Geçen yıla kadar Amerika, İngiltere ve AB bu risk temelli yaklaşım konusunda hemfikir görünüyordu. Bir yıl önce Chatgpt'nin piyasaya sürülmesinden bu yana dil modellerinin gösterdiği olağanüstü gelişme, bu ülkelerin yeni kararlar almasına neden oldu. AB şimdi modellerin denetlenmesinin gerekip gerekmediğini sorguluyor. Avrupa Parlamentosu, model üreticilerinin, dil modellerini insan sağlığından insan haklarına kadar her şey üzerindeki potansiyel etkileri açısından test etmelerini istiyor. Modellerin üzerinde çalıştığı veriler hakkında bilgi almakta ısrar ediyor. Kanada'nın parlamento çalışmalarında daha sert bir "Yapay Zeka ve Veri Yasası" var. Brezilya da benzer bir konuyu tartışıyor. Amerika'da ise Başkan Joe Biden'ın yakında yayınlayacağı kararnamenin daha sert kurallar getireceği tahmin ediliyor. İngiltere bile kendi serbest yaklaşımını yeniden gözden geçirebilir.

Bu sert düzenlemeler, şimdiye kadar tercih edilen esnek kuralları değiştirmek anlamına gelecektir. Geçtiğimiz yaz Beyaz Saray, 15 model üreticisinin imzaladığı bir dizi "gönüllü taahhüt" üzerinde müzakerede bulundu. Firmalar, modellerini piyasaya sürmeden önce dahili ve harici olarak test ettirmeyi ve yapay zeka risklerini nasıl yönettiklerine dair bilgileri paylaşmayı kabul ettiler.

Bir de düzenlemeyi kimin yapması gerektiği sorusu var. Amerika ve İngiltere mevcut devlet kurumlarının işin çoğunu yapabileceğini düşünüyor. AB ise yeni bir düzenleyici kurum oluşturmak istiyor. Uluslararası alanda ise birkaç teknoloji yöneticisi, BM'nin küresel ısınmayla ilgili araştırmaları takip etmek ve etkilerini ölçmek için yeni yollar bulmakla görevlendirdiği Hükümetlerarası İklim Değişikliği Paneli'ne (IPCC) benzer bir yapının oluşturulmasını talep ediyor.

Tüm bu açık sorular göz önüne alındığında, Londra zirvesini düzenleyenlerin çok da iddialı görünmemeleri şaşırtıcı değil. Black, bunun temelde bir tür "sohbet" olarak düşünülmesi gerektiğini söyledi. Buna rağmen bilhassa en önemli şirket ve dünya liderlerinden sadece 20 kadarının salonda kalacağı ikinci gün somut birkaç sonuç elde edileceğine dair, pek de gizli olmayan bir umut söz konusuydu. Beyaz Saray'ın verdiği taahhütleri destekleyebilirler ve yapay zeka için bir IPCC kurulmasını, hatta İngiltere'nin mevcut "Frontier ai Taskforce"unun küreselleştirilmesini önerebilirler.

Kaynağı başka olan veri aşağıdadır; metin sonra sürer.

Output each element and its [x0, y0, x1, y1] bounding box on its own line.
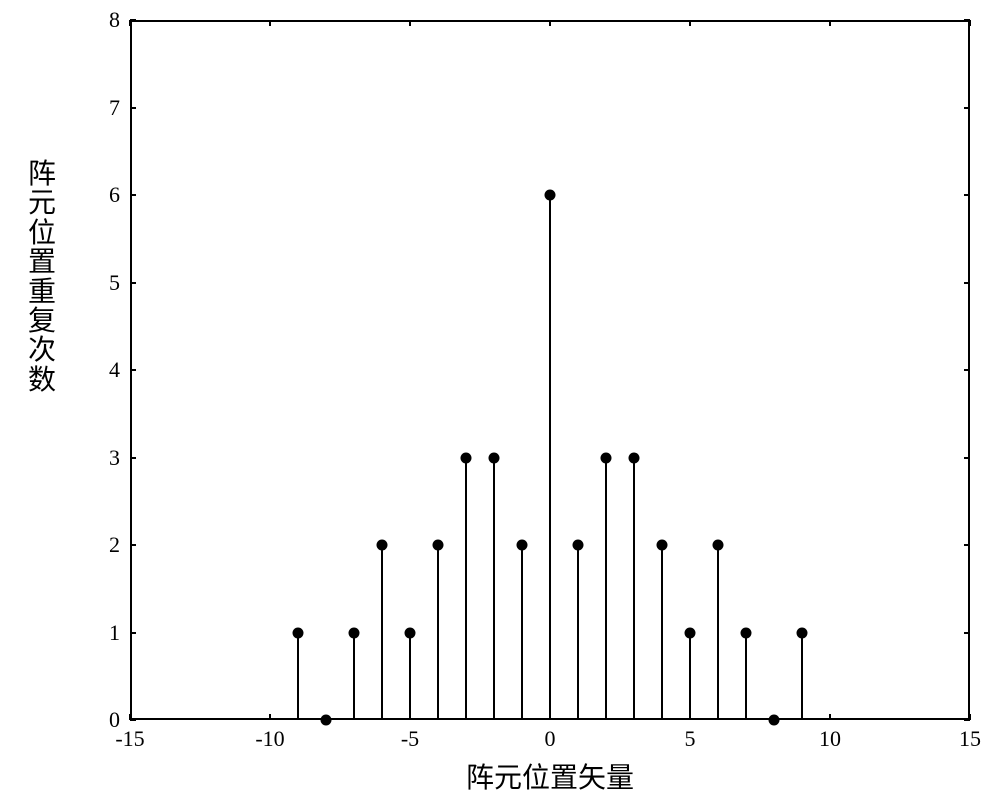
y-tick [130, 19, 136, 21]
x-tick [829, 714, 831, 720]
x-tick [549, 20, 551, 26]
stem-marker [629, 452, 640, 463]
y-tick-label: 2 [109, 532, 120, 558]
y-tick [964, 369, 970, 371]
stem-line [409, 633, 411, 721]
stem-marker [713, 540, 724, 551]
stem-marker [545, 190, 556, 201]
stem-line [297, 633, 299, 721]
stem-marker [741, 627, 752, 638]
chart-container: 阵元位置矢量 阵元位置重复次数 -15-10-5051015012345678 [0, 0, 1000, 806]
stem-marker [489, 452, 500, 463]
x-tick-label: 5 [685, 726, 696, 752]
y-axis-label-char: 次 [26, 336, 58, 365]
stem-marker [601, 452, 612, 463]
x-tick-label: 10 [819, 726, 841, 752]
y-tick [130, 457, 136, 459]
y-axis-label-char: 元 [26, 189, 58, 218]
stem-marker [685, 627, 696, 638]
y-tick-label: 3 [109, 445, 120, 471]
y-tick-label: 1 [109, 620, 120, 646]
stem-line [381, 545, 383, 720]
x-tick [829, 20, 831, 26]
y-tick-label: 5 [109, 270, 120, 296]
y-tick [130, 632, 136, 634]
stem-line [745, 633, 747, 721]
y-tick [130, 719, 136, 721]
stem-line [493, 458, 495, 721]
y-tick [130, 194, 136, 196]
stem-line [689, 633, 691, 721]
stem-line [717, 545, 719, 720]
y-tick-label: 7 [109, 95, 120, 121]
y-tick [130, 544, 136, 546]
stem-marker [461, 452, 472, 463]
y-axis-label-char: 阵 [26, 160, 58, 189]
y-axis-label-char: 置 [26, 248, 58, 277]
y-tick [964, 107, 970, 109]
stem-marker [769, 715, 780, 726]
stem-marker [797, 627, 808, 638]
y-axis-label: 阵元位置重复次数 [26, 160, 58, 395]
stem-line [605, 458, 607, 721]
y-axis-label-char: 重 [26, 278, 58, 307]
y-tick [130, 369, 136, 371]
y-tick [964, 632, 970, 634]
y-tick [964, 282, 970, 284]
x-tick-label: 0 [545, 726, 556, 752]
y-tick-label: 6 [109, 182, 120, 208]
y-tick-label: 8 [109, 7, 120, 33]
x-tick-label: -10 [255, 726, 284, 752]
stem-line [465, 458, 467, 721]
y-tick [130, 107, 136, 109]
y-tick [964, 544, 970, 546]
x-axis-label: 阵元位置矢量 [466, 756, 634, 796]
stem-marker [517, 540, 528, 551]
stem-marker [321, 715, 332, 726]
stem-line [437, 545, 439, 720]
x-tick [409, 20, 411, 26]
stem-line [661, 545, 663, 720]
stem-marker [657, 540, 668, 551]
y-tick [964, 719, 970, 721]
stem-line [633, 458, 635, 721]
stem-marker [293, 627, 304, 638]
x-tick-label: -5 [401, 726, 419, 752]
stem-line [801, 633, 803, 721]
stem-marker [573, 540, 584, 551]
stem-marker [349, 627, 360, 638]
y-tick [964, 194, 970, 196]
stem-marker [405, 627, 416, 638]
x-tick [689, 20, 691, 26]
y-axis-label-char: 数 [26, 366, 58, 395]
stem-line [577, 545, 579, 720]
y-axis-label-char: 位 [26, 219, 58, 248]
x-tick [269, 20, 271, 26]
stem-marker [433, 540, 444, 551]
y-tick-label: 4 [109, 357, 120, 383]
stem-line [521, 545, 523, 720]
y-tick [130, 282, 136, 284]
stem-line [353, 633, 355, 721]
y-tick-label: 0 [109, 707, 120, 733]
y-tick [964, 457, 970, 459]
x-tick [269, 714, 271, 720]
stem-marker [377, 540, 388, 551]
y-axis-label-char: 复 [26, 307, 58, 336]
y-tick [964, 19, 970, 21]
stem-line [549, 195, 551, 720]
x-tick-label: 15 [959, 726, 981, 752]
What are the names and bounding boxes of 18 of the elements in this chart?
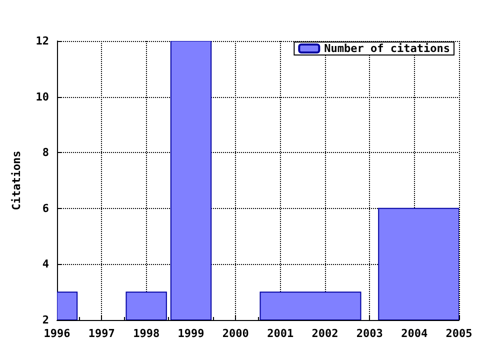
x-tick-label: 1998	[133, 327, 160, 340]
x-tick-label: 2005	[446, 327, 472, 340]
legend-label: Number of citations	[324, 42, 450, 55]
y-tick-label: 4	[42, 258, 50, 271]
x-tick-label: 2002	[312, 327, 338, 340]
x-tick-label: 2001	[267, 327, 294, 340]
x-tick-label: 2003	[356, 327, 383, 340]
x-tick-label: 1996	[44, 327, 71, 340]
y-tick-label: 2	[42, 314, 49, 326]
y-tick-label: 10	[36, 90, 49, 104]
y-tick-label: 6	[42, 202, 50, 215]
x-tick-label: 1999	[178, 327, 204, 340]
x-tick-label: 2000	[222, 327, 249, 340]
x-tick-label: 2004	[401, 327, 428, 340]
y-tick-label: 8	[42, 146, 49, 160]
y-axis-title: Citations	[10, 150, 23, 210]
x-tick-label: 1997	[88, 327, 115, 340]
y-tick-label: 12	[36, 34, 49, 48]
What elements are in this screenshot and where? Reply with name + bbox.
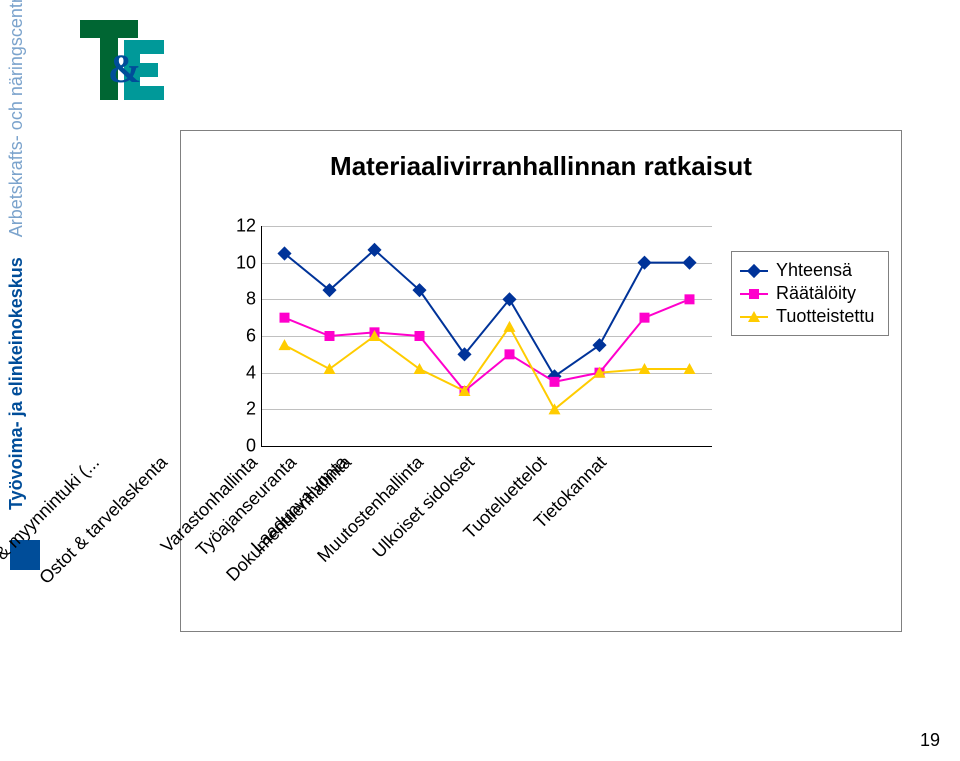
- legend-swatch: [740, 310, 768, 324]
- chart-series-marker: [637, 256, 651, 270]
- legend-label: Tuotteistettu: [776, 306, 874, 327]
- chart-series-marker: [505, 349, 515, 359]
- chart-series-line: [285, 327, 690, 409]
- chart-series-marker: [325, 331, 335, 341]
- chart-legend: YhteensäRäätälöityTuotteistettu: [731, 251, 889, 336]
- chart-series-marker: [414, 363, 426, 374]
- org-name-sv: Arbetskrafts- och näringscentralen: [6, 0, 26, 237]
- chart-series-marker: [550, 377, 560, 387]
- chart-series-marker: [504, 321, 516, 332]
- legend-item: Räätälöity: [740, 283, 880, 304]
- page-number: 19: [920, 730, 940, 751]
- svg-text:&: &: [108, 46, 141, 91]
- chart-title: Materiaalivirranhallinnan ratkaisut: [181, 151, 901, 182]
- chart-series-marker: [640, 313, 650, 323]
- chart-series-marker: [685, 294, 695, 304]
- legend-swatch: [740, 287, 768, 301]
- legend-item: Yhteensä: [740, 260, 880, 281]
- sidebar: Työvoima- ja elinkeinokeskus Arbetskraft…: [0, 0, 48, 540]
- org-name-fi: Työvoima- ja elinkeinokeskus: [6, 257, 26, 510]
- sidebar-label: Työvoima- ja elinkeinokeskus Arbetskraft…: [6, 0, 27, 510]
- legend-label: Yhteensä: [776, 260, 852, 281]
- legend-item: Tuotteistettu: [740, 306, 880, 327]
- chart-plot-area: 024681012Myynti & myynnintuki (...Ostot …: [261, 226, 712, 447]
- chart-container: Materiaalivirranhallinnan ratkaisut 0246…: [180, 130, 902, 632]
- legend-swatch: [740, 264, 768, 278]
- chart-svg: [250, 214, 724, 458]
- chart-series-marker: [415, 331, 425, 341]
- chart-series-marker: [280, 313, 290, 323]
- chart-series-marker: [592, 338, 606, 352]
- chart-series-line: [285, 299, 690, 391]
- te-logo: &: [80, 20, 170, 115]
- chart-xlabel: Ostot & tarvelaskenta: [36, 452, 173, 589]
- chart-series-marker: [324, 363, 336, 374]
- chart-series-marker: [279, 339, 291, 350]
- legend-label: Räätälöity: [776, 283, 856, 304]
- chart-series-marker: [682, 256, 696, 270]
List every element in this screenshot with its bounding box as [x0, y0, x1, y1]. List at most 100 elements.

Böyle bir sonuç İngiltere hükümeti için başarı hanesine yazılacaktır. Ayrıca G7'nin etik kuralları gibi küresel yapay zeka alanındaki daha resmi çabaları da hızlandıracaktır. Bu açıdan faydalı bir ilk adım. Elbette son değil.


Bu yazı, The Economist’de “The world wants to regulate AI, but does not quite know how” başlığıyla yayımlanmıştır. Çeviri yapılırken yazının belirli kısımlarında editoryal düzenleme yapılmıştır.